From September to January the students explored guided design thinking inquiries. Previous blog posts describe the process. The purpose from February to June was for the students to independently lead and develop their design thinking inquiries on sustainable structures based on Global Goal #11 Sustainable Cities and Communities.
Learning is more than just exposure to content it is for students to arouse in their own inquiries. It is the independent connection of the curriculum with students skills and to cultivate their own giftedness and identify their self-development of their personal leadership when collaborating and finding out of what they are capable of doing.
I am sharing two classes that pursued sustainability on structures. One class, I worked with two blocks a day and another class I saw once a day.
The learners who I saw twice a day decided to define their own sustainable structures. The following self-lead inquiries were persevered by the students:
- Three teams focused on the classroom flexible seating
- A group on proper recycling of the school bins
- Another on a scientific solution for decomposing and recycling plastics
- Two students tackled a city problem of the Prince of Wales bridge
- A team focused on electric cars for the city of Ottawa Police
The learners who I saw only once a day for Science and Social Studies, all completed designing their own hydroponics structures for sustainability. The project developed from geography on natural resources and water with the problem in Cape Town disaster of zero water. Thanks to the Ottawa Catholic School Board for enriching and personalizing teachers' learning by providing experiential learning fund. The Science department approved the funding for this project, all materials and electronics were covered.
The video captures the process from provoking to the designing.
More of the students evidence of the process from planning to the science and reflecting on the 6C's.
The process had many layers in which students guided their own decisions. Not only the design thinking process, also thinking models from Rotman I-Think like the Causal Model, the Pro Pro model and the Ladder of Inference to come up with better solutions or unpack the causes and factors as well as interpreting the collected evidence of the process and the data from the end user. The process is never linear, many teams ideated their ideas in order to be realistic for taking actions and creating prototypes. The following are the specifics of the process:
- Defining the problem - Why is it important to pursue?

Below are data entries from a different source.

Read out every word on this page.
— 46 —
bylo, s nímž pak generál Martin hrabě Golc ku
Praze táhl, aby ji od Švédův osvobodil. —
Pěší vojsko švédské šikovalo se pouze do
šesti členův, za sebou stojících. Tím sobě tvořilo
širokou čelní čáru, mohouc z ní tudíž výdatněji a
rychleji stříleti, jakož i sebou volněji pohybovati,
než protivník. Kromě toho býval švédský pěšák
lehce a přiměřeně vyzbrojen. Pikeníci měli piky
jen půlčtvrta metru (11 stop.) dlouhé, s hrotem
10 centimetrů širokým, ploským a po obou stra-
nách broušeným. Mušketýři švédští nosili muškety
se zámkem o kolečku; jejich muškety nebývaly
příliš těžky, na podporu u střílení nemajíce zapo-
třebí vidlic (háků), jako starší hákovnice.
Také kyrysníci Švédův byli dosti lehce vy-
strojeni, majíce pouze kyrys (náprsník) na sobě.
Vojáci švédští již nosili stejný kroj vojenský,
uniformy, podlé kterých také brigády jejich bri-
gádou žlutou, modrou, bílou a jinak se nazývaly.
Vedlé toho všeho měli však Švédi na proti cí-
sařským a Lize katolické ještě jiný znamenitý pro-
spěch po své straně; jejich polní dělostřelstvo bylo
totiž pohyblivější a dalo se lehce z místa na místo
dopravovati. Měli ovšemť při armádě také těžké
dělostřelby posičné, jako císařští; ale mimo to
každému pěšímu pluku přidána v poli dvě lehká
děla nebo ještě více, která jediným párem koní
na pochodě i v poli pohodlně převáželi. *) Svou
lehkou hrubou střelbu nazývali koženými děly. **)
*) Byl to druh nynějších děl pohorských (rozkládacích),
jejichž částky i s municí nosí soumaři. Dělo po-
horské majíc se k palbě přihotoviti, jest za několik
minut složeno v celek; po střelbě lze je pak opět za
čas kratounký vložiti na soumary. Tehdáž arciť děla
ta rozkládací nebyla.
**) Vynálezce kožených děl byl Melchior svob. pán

- Developing the empathy map- Who are they empathizing with, why and how meaningful is it?
- Steps to achieve it-from research, to contacting experts, the necessary technology for use
- Actions of how to achieve it, from determining the how and the time to achieve it, also getting feedback from an end user.
Having the students lead their own designing process is giving them the opportunity to be optimistic about creating for the future and that it is possible to implement change. The importance throughout the year and through their current experiences with designing is giving them the experience of not always getting it right the first time. This is critical thinking and creativity is giving students the space and ownership of always questioning, assessing and rethinking for learning. Why do we always supply the students with what we think they need than allowing them to explore? The students need to know why they need to learn and how could they approach the learning.
Learning is connecting through designing and creating. We should not leave a gap in taking action within the curriculum. The students unpack their literacy, science, math and the arts when they are creating. As teachers, we are mentors at transferring the curriculum better. For the students to be successful we need to give them a chance to grow and be successful, not to get it right at the first time; that learning is prototyping. How many things could go wrong? That is important too! Not be fearful of mistakes when things don't work. Learning is about continually designing and not approving or disapproving, it is continuous. We need to move from the mindset of approving and disapproving and adapt to the mindset of being optimistic by implementing not to be perfect all the time.
How are we orienting continuous learning? How do we allow problems solving?
We have to carve the space to suspend the perfection and look for the feedback.
Our students tell us a lot about our teaching. We need to believe in ourselves and keep on trying. I always love students reflections throughout the year about our learning space. I have learned so much this year with the support from the leadership team and working with a great team of colleagues.
Are we constraining students from opportunities for creativity when we are just ensuring to just get through the curriculum and testing? How are they cultivating their own giftedness?